Always use GHCRTS when running programs like ahc-link, since those programs can spawn other processes (e.g. ahc-ld), and we’re often interested in the profile data of all Asterius executables. The GHCRTS environment variable can propagate to all processes.

See the relevant section in the GHC user guide for more information on profiling Haskell apps. There are also some third party applications useful for analyzing the profiling data, e.g. eventlog2html, ghc-prof-flamegraph.

Fow now, a major problem with the profiled build is: it seems to emit dysfunctional code which doesn’t work. Consequently, this affects the TH runner, so any dependencies relying on TH isn’t supported by the profiled build.

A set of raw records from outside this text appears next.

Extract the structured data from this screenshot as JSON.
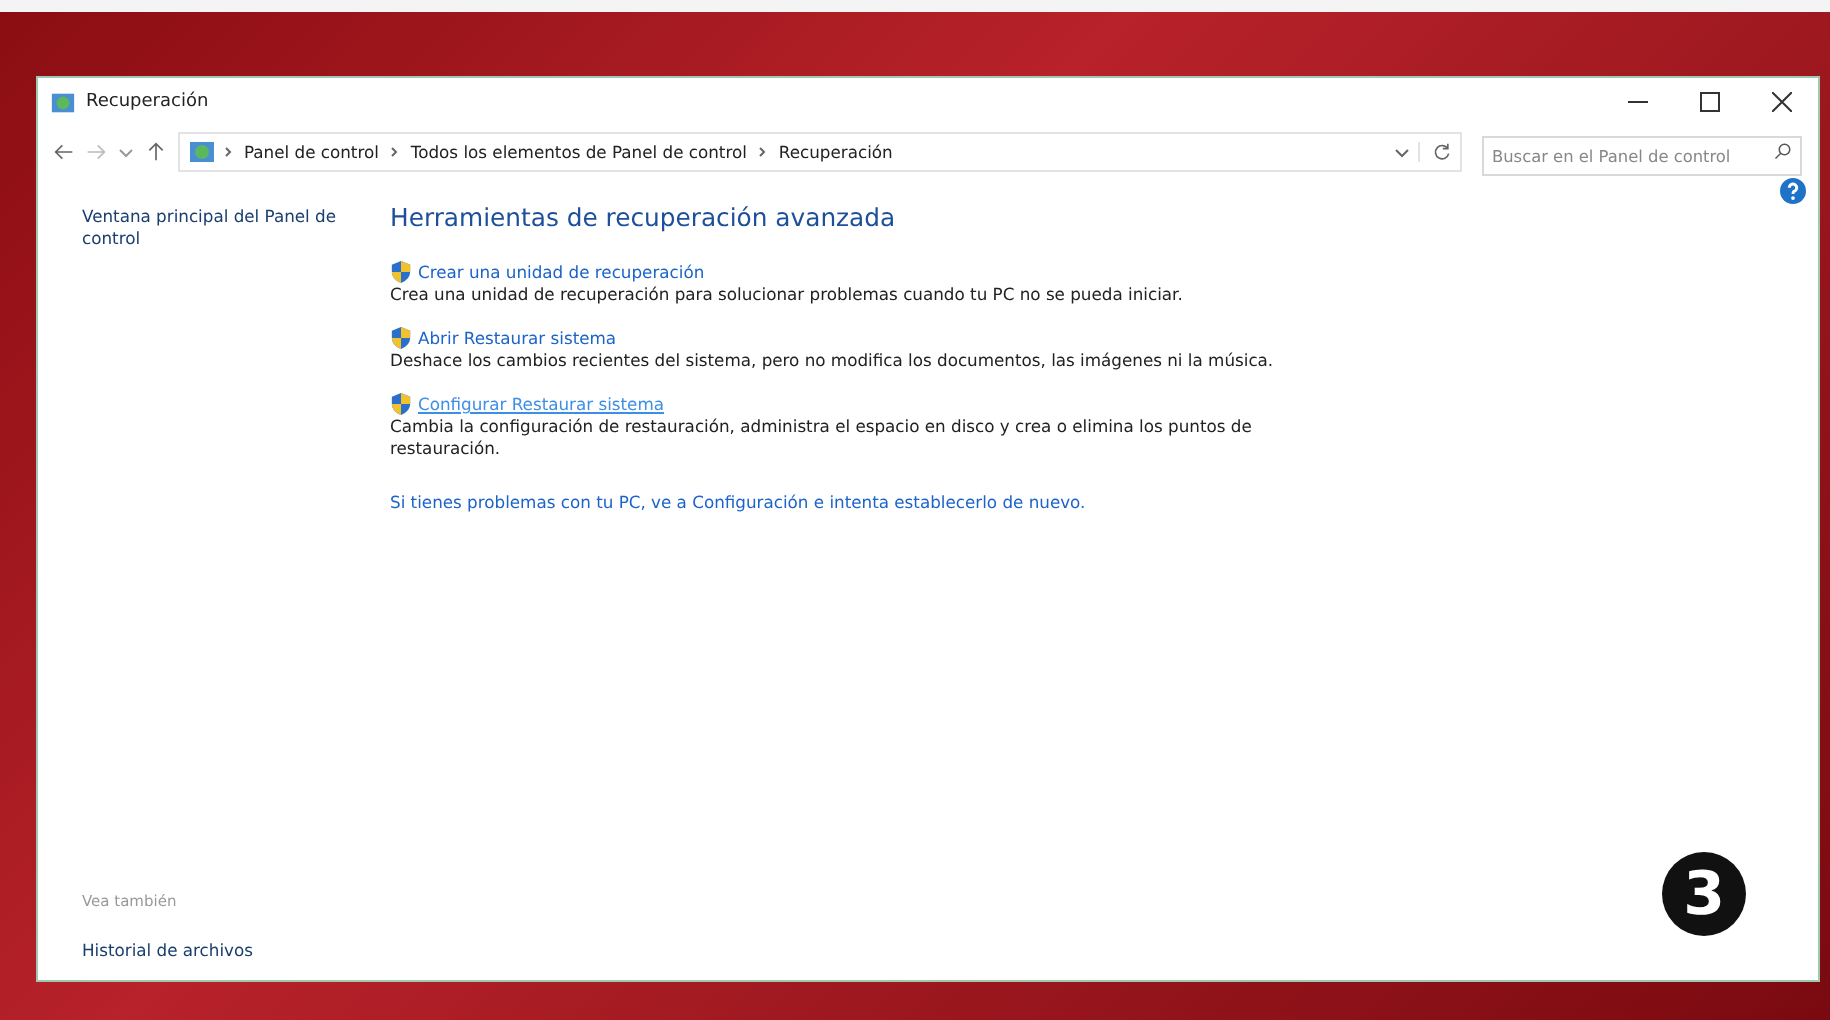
{
  "window": {
    "title": "Recuperación"
  },
  "address_bar": {
    "crumbs": [
      "Panel de control",
      "Todos los elementos de Panel de control",
      "Recuperación"
    ]
  },
  "search": {
    "placeholder": "Buscar en el Panel de control"
  },
  "sidebar": {
    "items": [
      {
        "label": "Ventana principal del Panel de control"
      }
    ],
    "see_also": {
      "heading": "Vea también",
      "items": [
        "Historial de archivos"
      ]
    }
  },
  "content": {
    "heading": "Herramientas de recuperación avanzada",
    "tools": [
      {
        "link": "Crear una unidad de recuperación",
        "description": "Crea una unidad de recuperación para solucionar problemas cuando tu PC no se pueda iniciar.",
        "hovered": false
      },
      {
        "link": "Abrir Restaurar sistema",
        "description": "Deshace los cambios recientes del sistema, pero no modifica los documentos, las imágenes ni la música.",
        "hovered": false
      },
      {
        "link": "Configurar Restaurar sistema",
        "description": "Cambia la configuración de restauración, administra el espacio en disco y crea o elimina los puntos de restauración.",
        "hovered": true
      }
    ],
    "footer_link": "Si tienes problemas con tu PC, ve a Configuración e intenta establecerlo de nuevo."
  },
  "step_badge": "3"
}
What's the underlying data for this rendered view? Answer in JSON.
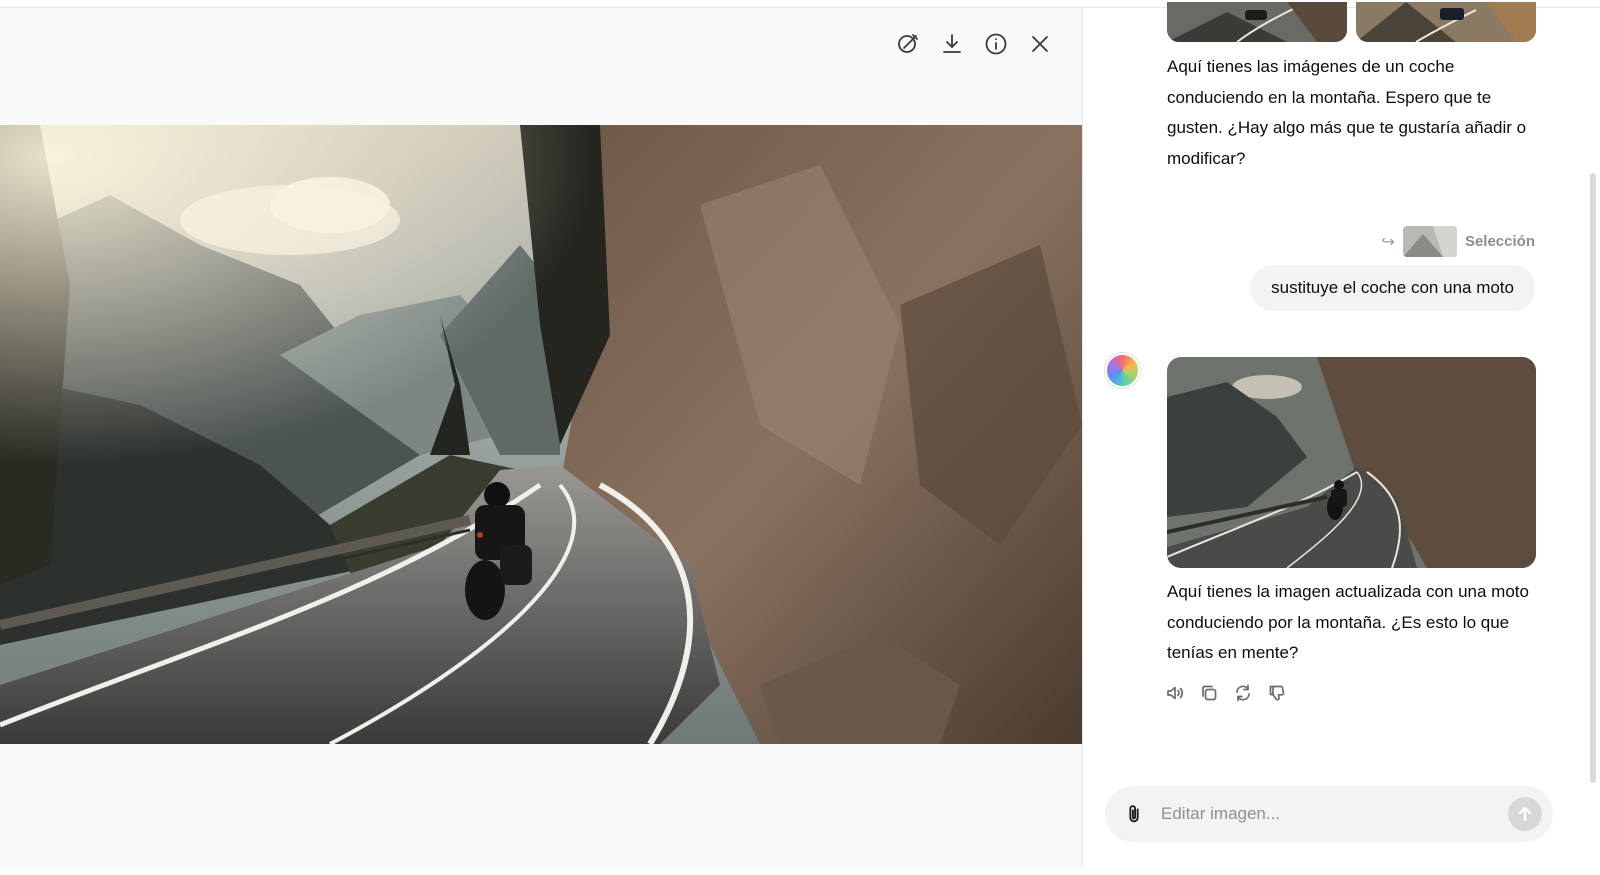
{
  "viewer": {
    "toolbar": [
      {
        "name": "edit-brush-icon"
      },
      {
        "name": "download-icon"
      },
      {
        "name": "info-icon"
      },
      {
        "name": "close-icon"
      }
    ]
  },
  "chat": {
    "assistant_message_1": "Aquí tienes las imágenes de un coche conduciendo en la montaña. Espero que te gusten. ¿Hay algo más que te gustaría añadir o modificar?",
    "selection_label": "Selección",
    "user_message": "sustituye el coche con una moto",
    "assistant_message_2": "Aquí tienes la imagen actualizada con una moto conduciendo por la montaña. ¿Es esto lo que tenías en mente?",
    "actions": [
      "speaker-icon",
      "copy-icon",
      "regenerate-icon",
      "thumbs-down-icon"
    ]
  },
  "composer": {
    "placeholder": "Editar imagen..."
  },
  "colors": {
    "viewer_bg": "#f9f9f9",
    "bubble_bg": "#f3f3f3",
    "send_disabled": "#d7d7d7"
  }
}
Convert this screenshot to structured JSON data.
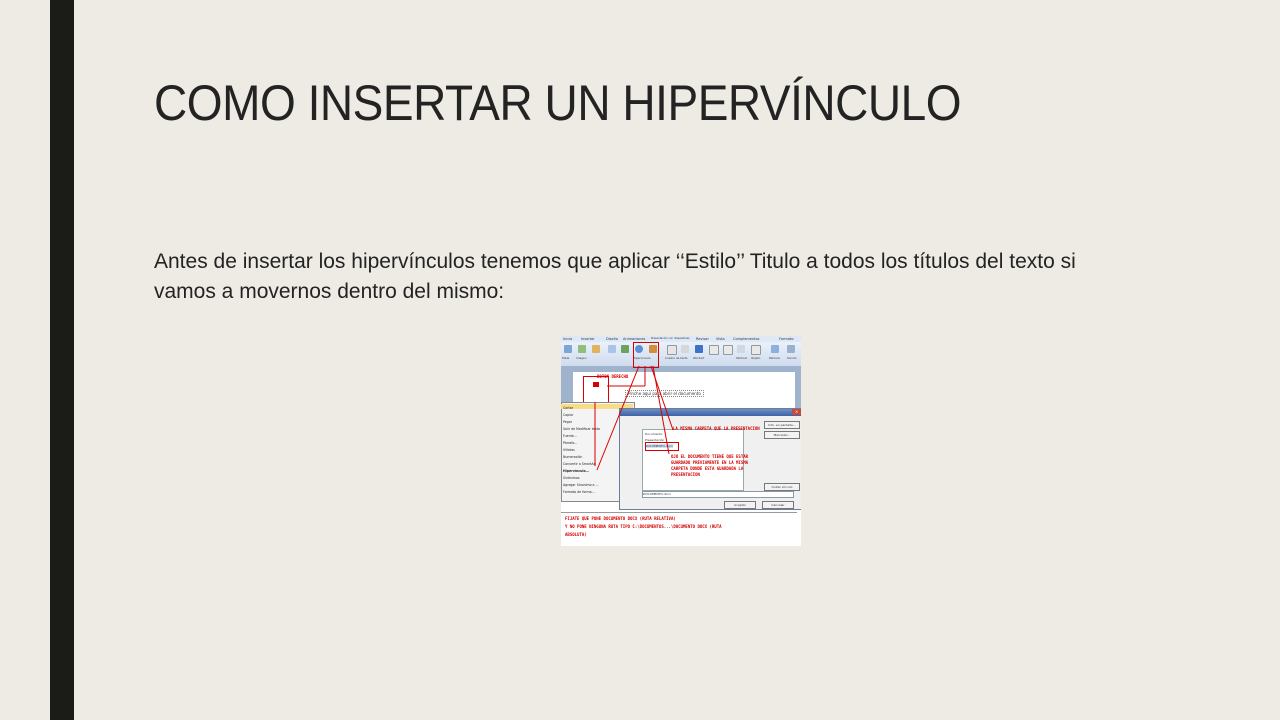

Measuring time/allocation differences

When working on a performance-related PR, we often want to measure the time/allocation differences it introduced. The workflow is roughly:

  • Perform two profiled builds with Docker; one builds from the master branch, one from the PR’s branch.

  • Run ahc-link in the built images on the example program below, setting the necessary GHCRTS to generate the profile reports. The code should be put in two standalone directories, otherwise the .hi/.o files may conflict or be accidentally reused.

The profiled Docker images contain pre-compiled Cabal. And the example program we use to stress-test the linker is:

import Distribution.Simple
main = defaultMain

We choose this program since it’s classic, and although being short, it pulls in a lot of data segments and functions, so it exposes the linker’s performance bottleneck pretty well.

Adding a test case

To add a test case, it is best to replicate what has been done for an existing testcase.

  • For example, git grep bytearraymini should show all the places where the test case bytearraymini has been used. Replicating the same files for a new test case should “just work”.